Big Mac

No, not that “Big Mac.”  This one is the real deal. The Big Mac that links Michigan’s upper peninsula to its lower one. The bridge that was opened to traffic on November 1st, 1957. When I was 5 years old and Michigan’s governor was G. Mennen (“Soapy”) Williams.  Big Mac a/k/a Mighty Mac cost Michigan just under $100 million dollars to build, financed by the sale of bonds. We just recently retired the debt.

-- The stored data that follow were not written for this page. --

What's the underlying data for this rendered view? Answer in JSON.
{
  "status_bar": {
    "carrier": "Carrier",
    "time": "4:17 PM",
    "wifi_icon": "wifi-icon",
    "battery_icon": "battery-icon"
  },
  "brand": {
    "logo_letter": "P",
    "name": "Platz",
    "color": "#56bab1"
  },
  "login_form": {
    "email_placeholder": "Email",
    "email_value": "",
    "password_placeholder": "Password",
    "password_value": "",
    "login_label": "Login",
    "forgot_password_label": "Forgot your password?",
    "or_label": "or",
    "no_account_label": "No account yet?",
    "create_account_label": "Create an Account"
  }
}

Five men died building it. One diver, one laborer, and three steel workers. Frank Pepper, September 16, 1954; James R. LeSarge, October 10, 1954; Albert Abbott, October 25, 1954; Jack C. Baker, June 6, 1956; Robert Koppen, June 6, 1956. And, despite lots of people who believe it, not one of them fell into the concrete supports never to be retrieved. The workers used no nets. No safety harnesses. It was a far different time.

The bridge contains nearly five million steel rivets, over one million steel bolts, and 41 miles of cable wire. It was built in only 4 seasons of work. The central section of the bridge is special. The span is partly constructed of open steel grates. Yes, through the roadway, you can see the water about 550 feet below. If you come to Michigan on Labor Day, you can join the annual walk over the bridge and check out the grates close up. Even just driving over them can be a bit rattling. Especially on a windy day. The open grate section allows Big Mac to withstand the sometimes intense winds of the straits. On November 10, 1975, the day the freighter Edmund Fitzgerald sunk with all hands on Lake Superior, the winds in the Straits were clocked at 90 miles per hour.

Big Mac is the third longest suspension bridge in the world, spanning the Straits of Mackinac. Or the fourth longest, there seems to be some debate about that. The Straits are 4 miles wide, which is the most narrow point between our two peninsulas. Adding in the approaches, the bridge is five miles long. Mackinaw City anchors the south end of the bridge. St. Ignace anchors the north end. Lake Michigan is to the west. Lake Huron to the East. Have a look. It’s far more impressive in person.

Big Mac made one state out of what was really two. You used to have to take car ferries to meet your other part.  Sometimes the lines for the ferries to the “U.P.” would stretch 16 miles all the way to Cheboygan. It was quaint, but didn’t work well. Big Mac even made it into our state pledge of allegiance, written into law in 1972:

“I pledge allegiance to the flag of Michigan, and to the state for which it stands, two beautiful peninsulas united by a bridge of steel, where equal opportunity and justice to all is our ideal.”